Come Daniela scrive, si entra in uno stato di immaginazione. Gli ‘io’ non sono più strettamente legati all’impressione del momento, ma rivolti al passato, al futuro, all’altrove. E poi, scrive ancora Daniela, nella paura.

Questa affermazione è valida per lei, non in generale. Non tutti hanno caratteristica di paura. Per la maggior parte delle persone, l’immaginazione è una faccenda piacevole.

Nel suo caso, la sua forma di immaginazione è negativa, con io di paura. Il che si può anche considerare fortunato, in quanto a lei sarà ben chiaro che l’immaginazione non è desiderabile e dà una certa spinta emotiva a cercare di uscirne.

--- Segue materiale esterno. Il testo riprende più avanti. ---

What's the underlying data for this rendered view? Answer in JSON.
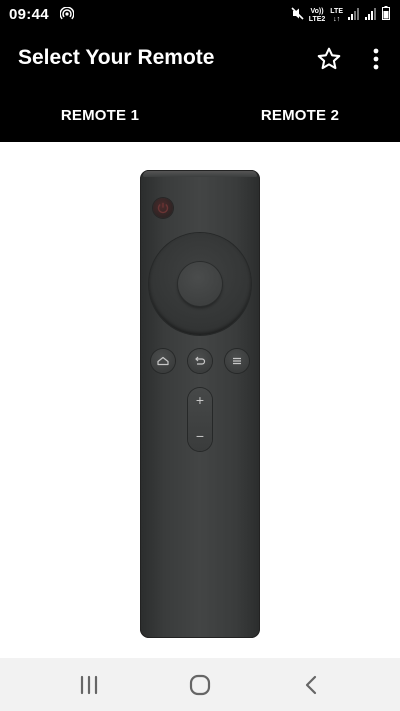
{
  "status_bar": {
    "time": "09:44",
    "volte_top": "Vo))",
    "volte_bottom": "LTE2",
    "lte_top": "LTE",
    "lte_bottom": "↓↑"
  },
  "app_bar": {
    "title": "Select Your Remote",
    "favorite_icon": "star-outline-icon",
    "overflow_icon": "more-vertical-icon"
  },
  "tabs": [
    {
      "label": "REMOTE 1"
    },
    {
      "label": "REMOTE 2"
    }
  ],
  "remote": {
    "buttons": [
      "power",
      "dpad",
      "ok",
      "home",
      "back",
      "menu",
      "volume-up",
      "volume-down"
    ],
    "colors": {
      "body": "#3c3e3e",
      "power_accent": "#4a2b2b"
    },
    "volume_plus": "+",
    "volume_minus": "−"
  },
  "nav_bar": {
    "recent_icon": "recent-apps-icon",
    "home_icon": "home-circle-icon",
    "back_icon": "back-chevron-icon"
  },
  "colors": {
    "app_bar": "#000000",
    "tab_text": "#ffffff",
    "nav_bar": "#f2f2f2"
  }
}
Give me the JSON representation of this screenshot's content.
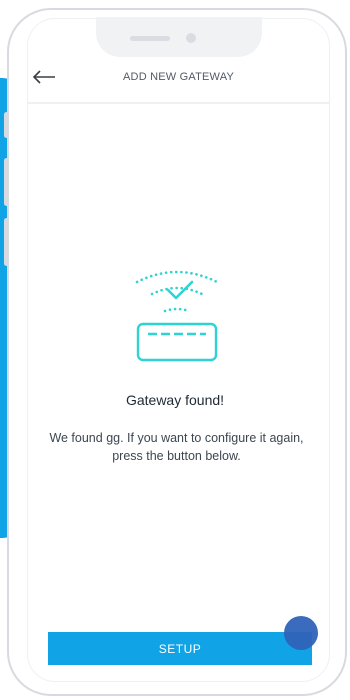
{
  "header": {
    "title": "ADD NEW GATEWAY",
    "back_icon": "arrow-left-icon"
  },
  "main": {
    "illustration_icon": "gateway-found-icon",
    "heading": "Gateway found!",
    "description": "We found gg. If you want to configure it again, press the button below."
  },
  "footer": {
    "setup_label": "SETUP"
  },
  "colors": {
    "accent": "#10a4e6",
    "icon": "#2ed3d3",
    "touch_indicator": "#2f63b8"
  }
}
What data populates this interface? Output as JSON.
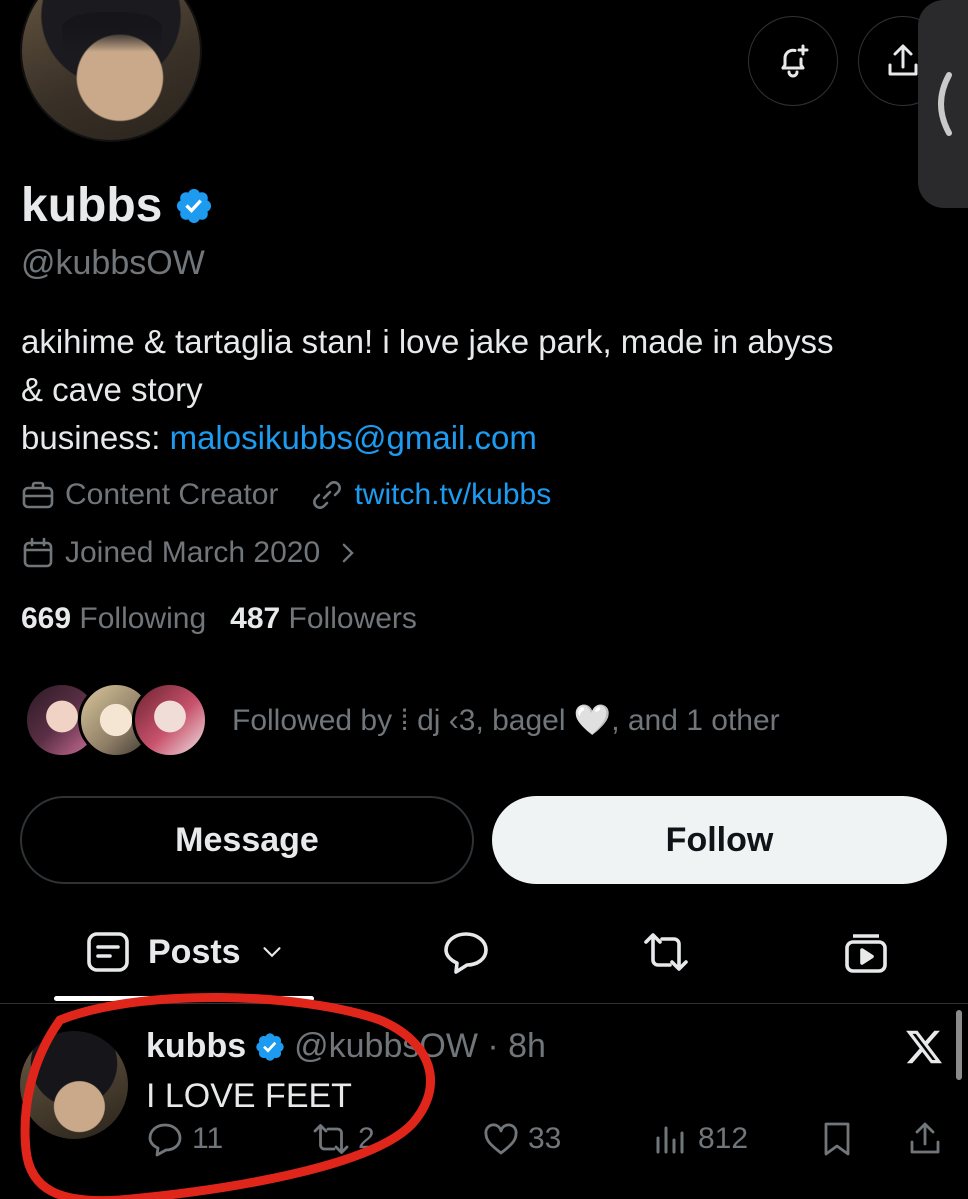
{
  "profile": {
    "display_name": "kubbs",
    "handle": "@kubbsOW",
    "bio_line1": "akihime & tartaglia stan! i love jake park, made in abyss",
    "bio_line2": "& cave story",
    "bio_business_label": "business: ",
    "bio_email": "malosikubbs@gmail.com",
    "category": "Content Creator",
    "website": "twitch.tv/kubbs",
    "joined": "Joined March 2020",
    "following_count": "669",
    "following_label": "Following",
    "followers_count": "487",
    "followers_label": "Followers",
    "followed_by": "Followed by ⁞ dj ‹3, bagel 🤍, and 1 other"
  },
  "buttons": {
    "message": "Message",
    "follow": "Follow"
  },
  "tabs": {
    "posts": "Posts"
  },
  "post": {
    "author": "kubbs",
    "handle_time": "@kubbsOW · 8h",
    "text": "I LOVE FEET",
    "replies": "11",
    "reposts": "2",
    "likes": "33",
    "views": "812"
  },
  "colors": {
    "accent": "#1d9bf0",
    "muted": "#71767b",
    "annotation": "#e0251b"
  },
  "icons": [
    "bell-plus-icon",
    "share-icon",
    "chevron-left-icon",
    "verified-badge-icon",
    "briefcase-icon",
    "link-icon",
    "calendar-icon",
    "chevron-right-icon",
    "posts-icon",
    "chevron-down-icon",
    "reply-icon",
    "repost-icon",
    "media-icon",
    "x-logo-icon",
    "like-icon",
    "views-icon",
    "bookmark-icon"
  ]
}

In questa caratteristica della sua macchina sta la possibilità di prolungare gli stati di presenza. Quando è presente può scegliere di fare piccoli passi nei confronti della sua paura.

(Non so di che genere sia in questo caso. Paura degli insetti? Si metta ad osservare un ragno da vicino. Delle persone? Parli con qualcuno che teme. Insicurezza sul futuro? Veda gli io per quello che sono: immaginazione, e si concentri sulle gioie del presente).

In questo modo avrà creato un’attività che prolungherà lo stato di presenza e allo stesso tempo contribuirà a equilibrare la macchina.

Come principio generale, il modo migliore per mantenere la presenza è non concentrarsi su se stessi ma aiutare gli altri. Come ogni altra caratteristica, la paura vive di autoindulgenza. Come disse Rodney Collin, dimenticare se stessi per ricordare se stessi.